COLUMB, ST., MINOR (St. Columb), a parish, in the union of St. Columb Major, hundred of Pyder, E. division of Cornwall, 5¼ miles (W. by S.) from St. Columb Major; containing 1681 inhabitants. The parish comprises 5535 acres, and is bounded on the west by the bays of Towan and Watergate, in which are the small harbours of New Quay and Porth, on the Bristol Channel. The cliffs on this part of the coast are very lofty, and over them proceeds a narrow path, which descends to a fine sandy beach, stretching to Mawgan Porth: in the rocks are many curious caverns, formed by the action of the sea. The pilchard-fishery is carried on extensively at New Quay, the harbour there having been formed for the vessels employed in that concern, in which the principal part of the population is either interested or engaged.
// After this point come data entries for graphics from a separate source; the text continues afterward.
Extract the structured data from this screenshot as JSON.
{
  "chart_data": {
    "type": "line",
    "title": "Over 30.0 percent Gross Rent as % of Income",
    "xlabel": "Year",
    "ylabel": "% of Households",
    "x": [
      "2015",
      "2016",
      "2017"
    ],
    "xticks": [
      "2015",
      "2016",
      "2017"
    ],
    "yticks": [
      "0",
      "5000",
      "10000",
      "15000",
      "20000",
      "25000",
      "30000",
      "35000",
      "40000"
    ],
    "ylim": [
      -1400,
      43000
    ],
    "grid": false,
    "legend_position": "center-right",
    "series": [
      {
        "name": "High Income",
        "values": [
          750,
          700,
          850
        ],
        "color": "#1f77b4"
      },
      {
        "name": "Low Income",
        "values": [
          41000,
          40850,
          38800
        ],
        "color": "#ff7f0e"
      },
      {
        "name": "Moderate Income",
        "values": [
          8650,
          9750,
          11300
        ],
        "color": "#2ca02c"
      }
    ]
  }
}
Lead-ore is found in several parts, and three mines have been opened, of which two, at New Quay and Narrow Cliff, are still worked with moderate success; but the third, at Watergate, after a large outlay in the buildings and machinery, has been abandoned. There are also quarries of slatestone well adapted for common building purposes, and a quarry of stone partaking of the properties of granite, which is much valued. A fair for cattle held here on the 9th of June, is one of the chief cattle-fairs in the county. The living is a perpetual curacy; net income, £117; patron and impropriator, Sir J. B. Y. Buller, Bart. The church is a spacious and ancient structure, with a very lofty tower; the roof is of oak. There are places of worship for Wesleyans and Baptists. Considerable remains exist of Rialton Priory, a cell to the priory of Bodmin, built by Thomas Vivian, prior of Bodmin, about the close of the 15th century; they consist of the archways leading into three courts, and are embattled, and mantled with ivy. There are also some earthworks, the principal of them being at Porth Island; and several barrows, in one of which, on a farm at Tretharas, five urns containing bones were found a few years since.

Transcribed from A Topographical Dictionary of England, by Samuel Lewis, 7th edition, published in 1848.